Run your thumb across the vamp and you find the lateral of the foot so you can assess overall tightness on the outside. The upper material should not be skintight. If it is too tight, the foot will be limited in its ability to flex.  At this checkpoint you also need to see that the insole and the sole fit the bottom of the foot. You want to prevent the foot falling over the sides of the shoe/sole. Even though there seems to be adequate upper material when you check over the vamp, you have not achieved a good fit if you do not have a good arch of foot and insole.

5.         Heel Fit

Heel fit can be a real challenge. Many people think there should be no movement at the heel at all. This comes from their early mis-education when they were younger. A little bit of movement is actually expected. If the heel is too tight, the shoe may be too short or narrow, which could cause blisters.

If there is excessive slippage, the shoe may be too long or too wide. Adjust the size by going either shorter in length or narrower in width. Anklebones are very prone to irritation if they rub on the top of the counter, the inside and outside anklebones are actually different heights, so check in the heel area. Some have padded collars to lessen the slippage.  If the anklebones are rubbing on the shoes top line, an easy solution to the problem could be a heel pad to raise the foot inside the shoe and relieve pressure. Be sure to raise both heels as raising just one could cause other problems.

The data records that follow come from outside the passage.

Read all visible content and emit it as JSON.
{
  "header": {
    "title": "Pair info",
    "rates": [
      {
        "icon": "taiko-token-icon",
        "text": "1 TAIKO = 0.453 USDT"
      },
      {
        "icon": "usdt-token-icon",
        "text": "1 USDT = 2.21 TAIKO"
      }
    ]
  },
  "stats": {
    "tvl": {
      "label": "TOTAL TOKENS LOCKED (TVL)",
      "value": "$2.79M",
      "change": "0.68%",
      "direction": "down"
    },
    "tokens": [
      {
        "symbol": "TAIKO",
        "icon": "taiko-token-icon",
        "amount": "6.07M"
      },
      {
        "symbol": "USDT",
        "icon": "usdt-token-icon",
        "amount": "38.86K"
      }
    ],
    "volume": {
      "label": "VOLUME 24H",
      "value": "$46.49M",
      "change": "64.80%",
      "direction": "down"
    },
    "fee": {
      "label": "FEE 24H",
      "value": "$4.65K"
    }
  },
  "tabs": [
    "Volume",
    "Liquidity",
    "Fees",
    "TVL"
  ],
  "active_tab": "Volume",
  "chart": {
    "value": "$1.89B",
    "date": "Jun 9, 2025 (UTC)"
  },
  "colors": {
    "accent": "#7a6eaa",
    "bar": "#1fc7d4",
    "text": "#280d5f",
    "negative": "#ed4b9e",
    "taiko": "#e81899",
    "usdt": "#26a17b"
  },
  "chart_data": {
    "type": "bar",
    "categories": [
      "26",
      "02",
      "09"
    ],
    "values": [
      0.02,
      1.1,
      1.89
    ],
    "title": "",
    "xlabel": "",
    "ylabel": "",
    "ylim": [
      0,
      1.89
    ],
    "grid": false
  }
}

big TIP:  Knowing about heel slippage and properly flexing the shoe at the breakpoint will a lot of times correct the heel slip problem. If you have a correct fit in the front portion of the foot- you should avoid going smaller in size. Going smaller in size will sacrifice the most important part of the fit, which is the ball of the foot and overall room up front just to get the heel tight. Some slippage is normal and generally will go away as shoe begins to flex with the foot.

6.         Top Line

 The top line of shoes can fit differently when comparing slip-on dress shoes to lace-up oxfords. The top line or top trim of the shoe should fit as snugly as possible to the sides of the foot. You should try for minimum gaping on the side of the foot. With “dress” style of shoes, excessive gaping means improper fit or the wrong pattern/ last for the particular foot. Remember, lasts vary in dress shoes also, and different styles/lasts should be considered.

7.         Instep

The instep check is most important in boot and loafer fittings, when no adjustment over the instep is possible. This area of the shoe must fit snugly to keep the foot positioned properly inside the shoe. Of course, with a laced shoe you have adjustability, but with a non adjustable shoes and boots the fit has to be right initially.

Selection of lasts will be important. Many people with high arches and high insteps will be challenges and, in some cases, may not be able to wear certain styles. Boots may be a problem to even slip on. If the shoe is too tight over the instep, it could even constrict blood flow to the foot. There is not a lot of leeway here. It fits or it doesn’t.

Check for unnecessary tightness at instep. On a thick foot with lots of girth or a foot with a high instep, select laced up footwear, and be sure to suggest the blucher lacing system as it has more freedom for the instep. If fitting a bal lace, the two sides should come fairly close together. If it appears to like a V even when laced properly, it is too tight. Here the trick though, it is the LENGTH not the WIDTH that is the problem.

 8.         Tread

 Now, walk around to check how the shoe treads. Walk in the shoes on a fairly firm surface. You should be able to walk smoothly and as effortlessly as possible. They should not feel unsteady or wobbly, and you should not feel lumps or flat spots in the sole. The shoe will be somewhat stiff at first and perhaps cause some movement on the foot, but the movement should not be excessive. In brief, the shoe should fit securely, feel balanced and stable, and walk comfortably. If it does, you have done a good job. 

9.         Buyer Opinion

Of course, what YOU think is always of utmost importance. Never make the fitting experience a battle between you and your new fit knowledge. If you have been doing a good job EDUCATING yourself throughout this process, then this part should go smoothly.